Cholesterol reduction can be sustained with daily intake however plant stanol ester must be consumed daily to gain long term benefits [41]. This effect is in addition to that obtained with a low-fat diet or use of statins [42]. Thus, consuming foods with added plant stanols is an important consideration for certain patient groups who require appropriate dietary intervention to reduce risk of CVD-related events. The European Society of Cardiology (ESC) (2021) [42] recommendations for the patient groups in which food with added plant stanols (aiming for approximately 2g/day with meals) may be considered include:

  • Patients at intermediate risk of CVD who are not on statins
  • Patients on statins who do not reach their LDL targets
  • Patients with familial hypercholesterolemia

The LDL-lowering effect of plant stanols has been summarised in several reviews and meta-analyses of randomised controlled trials and is considered one of the most established cholesterol-lowering functional food ingredients globally [43-47].

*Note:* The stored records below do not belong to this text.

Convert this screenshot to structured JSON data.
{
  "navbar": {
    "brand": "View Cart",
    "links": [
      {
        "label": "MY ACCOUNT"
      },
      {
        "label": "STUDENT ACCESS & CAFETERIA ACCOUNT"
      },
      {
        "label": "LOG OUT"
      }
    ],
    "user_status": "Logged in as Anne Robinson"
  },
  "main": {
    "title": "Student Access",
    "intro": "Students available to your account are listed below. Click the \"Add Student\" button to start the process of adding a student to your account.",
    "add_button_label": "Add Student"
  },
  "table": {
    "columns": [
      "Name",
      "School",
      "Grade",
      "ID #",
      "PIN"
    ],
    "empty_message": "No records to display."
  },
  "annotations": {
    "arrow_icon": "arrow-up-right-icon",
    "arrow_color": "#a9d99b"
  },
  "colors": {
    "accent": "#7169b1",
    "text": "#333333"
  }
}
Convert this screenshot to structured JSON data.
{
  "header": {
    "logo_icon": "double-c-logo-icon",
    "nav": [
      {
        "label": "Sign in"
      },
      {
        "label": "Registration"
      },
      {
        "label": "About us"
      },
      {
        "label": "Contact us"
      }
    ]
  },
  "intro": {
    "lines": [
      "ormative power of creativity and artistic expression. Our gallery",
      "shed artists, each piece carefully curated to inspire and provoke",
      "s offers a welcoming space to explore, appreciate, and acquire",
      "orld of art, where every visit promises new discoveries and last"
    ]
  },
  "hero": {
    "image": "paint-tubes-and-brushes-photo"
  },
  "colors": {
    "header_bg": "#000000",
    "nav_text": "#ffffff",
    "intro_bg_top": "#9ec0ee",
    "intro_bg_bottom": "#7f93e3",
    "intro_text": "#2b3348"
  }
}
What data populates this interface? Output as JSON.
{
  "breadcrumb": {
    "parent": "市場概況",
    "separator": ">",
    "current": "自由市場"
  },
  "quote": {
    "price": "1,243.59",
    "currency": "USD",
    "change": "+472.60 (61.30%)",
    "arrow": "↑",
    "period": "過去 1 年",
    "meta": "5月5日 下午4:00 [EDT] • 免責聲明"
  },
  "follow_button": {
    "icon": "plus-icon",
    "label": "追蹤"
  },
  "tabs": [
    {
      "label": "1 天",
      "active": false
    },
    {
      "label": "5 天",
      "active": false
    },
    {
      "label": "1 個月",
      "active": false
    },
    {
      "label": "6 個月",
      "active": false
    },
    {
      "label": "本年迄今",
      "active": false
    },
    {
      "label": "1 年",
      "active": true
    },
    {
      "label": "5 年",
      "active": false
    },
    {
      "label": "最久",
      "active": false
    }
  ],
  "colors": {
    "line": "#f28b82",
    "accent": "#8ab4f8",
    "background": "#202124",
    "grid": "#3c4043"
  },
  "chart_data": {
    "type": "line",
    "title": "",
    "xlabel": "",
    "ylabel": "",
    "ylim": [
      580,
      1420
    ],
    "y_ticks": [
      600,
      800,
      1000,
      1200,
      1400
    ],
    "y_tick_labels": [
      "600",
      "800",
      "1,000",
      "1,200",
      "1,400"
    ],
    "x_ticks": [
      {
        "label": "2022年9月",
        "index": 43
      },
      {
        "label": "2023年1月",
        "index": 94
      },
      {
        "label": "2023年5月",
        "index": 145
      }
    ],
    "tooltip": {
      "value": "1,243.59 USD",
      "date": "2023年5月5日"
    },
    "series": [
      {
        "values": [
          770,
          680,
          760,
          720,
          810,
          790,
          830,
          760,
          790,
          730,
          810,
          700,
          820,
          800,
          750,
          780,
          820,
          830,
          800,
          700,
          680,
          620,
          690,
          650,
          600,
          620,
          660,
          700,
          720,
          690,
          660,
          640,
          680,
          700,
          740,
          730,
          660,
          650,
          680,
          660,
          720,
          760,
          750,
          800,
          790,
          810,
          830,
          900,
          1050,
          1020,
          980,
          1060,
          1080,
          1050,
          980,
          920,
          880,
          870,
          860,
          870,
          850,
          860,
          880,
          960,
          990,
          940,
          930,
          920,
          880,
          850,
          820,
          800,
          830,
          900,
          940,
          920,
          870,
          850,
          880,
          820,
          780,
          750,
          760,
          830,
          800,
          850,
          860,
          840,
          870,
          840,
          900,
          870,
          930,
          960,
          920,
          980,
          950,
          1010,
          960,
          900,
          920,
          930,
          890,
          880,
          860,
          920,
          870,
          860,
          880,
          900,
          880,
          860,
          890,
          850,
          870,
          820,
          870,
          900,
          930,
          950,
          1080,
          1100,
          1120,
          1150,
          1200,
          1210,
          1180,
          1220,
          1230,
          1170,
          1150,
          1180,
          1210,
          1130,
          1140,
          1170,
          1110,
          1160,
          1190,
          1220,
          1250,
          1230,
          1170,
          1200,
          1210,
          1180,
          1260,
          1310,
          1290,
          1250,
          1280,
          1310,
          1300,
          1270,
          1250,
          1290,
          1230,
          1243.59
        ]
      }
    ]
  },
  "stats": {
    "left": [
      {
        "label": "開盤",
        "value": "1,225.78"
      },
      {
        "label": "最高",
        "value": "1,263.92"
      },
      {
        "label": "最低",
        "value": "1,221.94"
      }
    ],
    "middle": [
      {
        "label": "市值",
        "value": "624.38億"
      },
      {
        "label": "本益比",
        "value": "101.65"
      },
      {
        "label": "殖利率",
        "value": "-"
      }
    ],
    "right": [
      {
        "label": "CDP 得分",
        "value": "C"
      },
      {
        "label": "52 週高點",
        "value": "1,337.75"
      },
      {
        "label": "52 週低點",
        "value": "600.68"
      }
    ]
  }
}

In clinical practice, it is also important to consider plant stanol use for other at-risk groups (e.g., menopausal women, overweight/obesity, family history of CVD, diabetes) that could benefit from cholesterol lowering interventions.

Conclusion

Dietary approaches are the cornerstone of strategies to lower blood cholesterol levels. A complementary plant-based diet approach that focuses on CVD prevention and/or reduced risk is fundamental. A flexitarian approach that encourages plant-based meals, but that doesn’t necessarily exclude all animal products is likely to be achievable for many patients [48]. Given that the amount of plant stanols required to achieve a clinically meaningful cholesterol lowering effect is unobtainable through diet alone, there remains strong emphasis on the incorporation of foods with added plant stanols (aiming for approximately 2g/day).

Clinical practice takeaways

  • There is strong clinical evidence that plant-based dietary approaches can be used to reduce LDL-C.
  • Encouraging use of foods with added plant stanols for certain patient groups, as outlined in ESC (2021) guidelines is recommended, alongside a complementary patient-centred plant-based dietary approach focusing on CVD prevention.

Foods with added plant stanols are effective in lowering LDL levels by an average of 10% with consumption of 2g plant stanols/day, with no effect on HDL cholesterol. This can be achieved in 2-3 weeks. The effect is sustained with sufficient daily consumption (with main meals).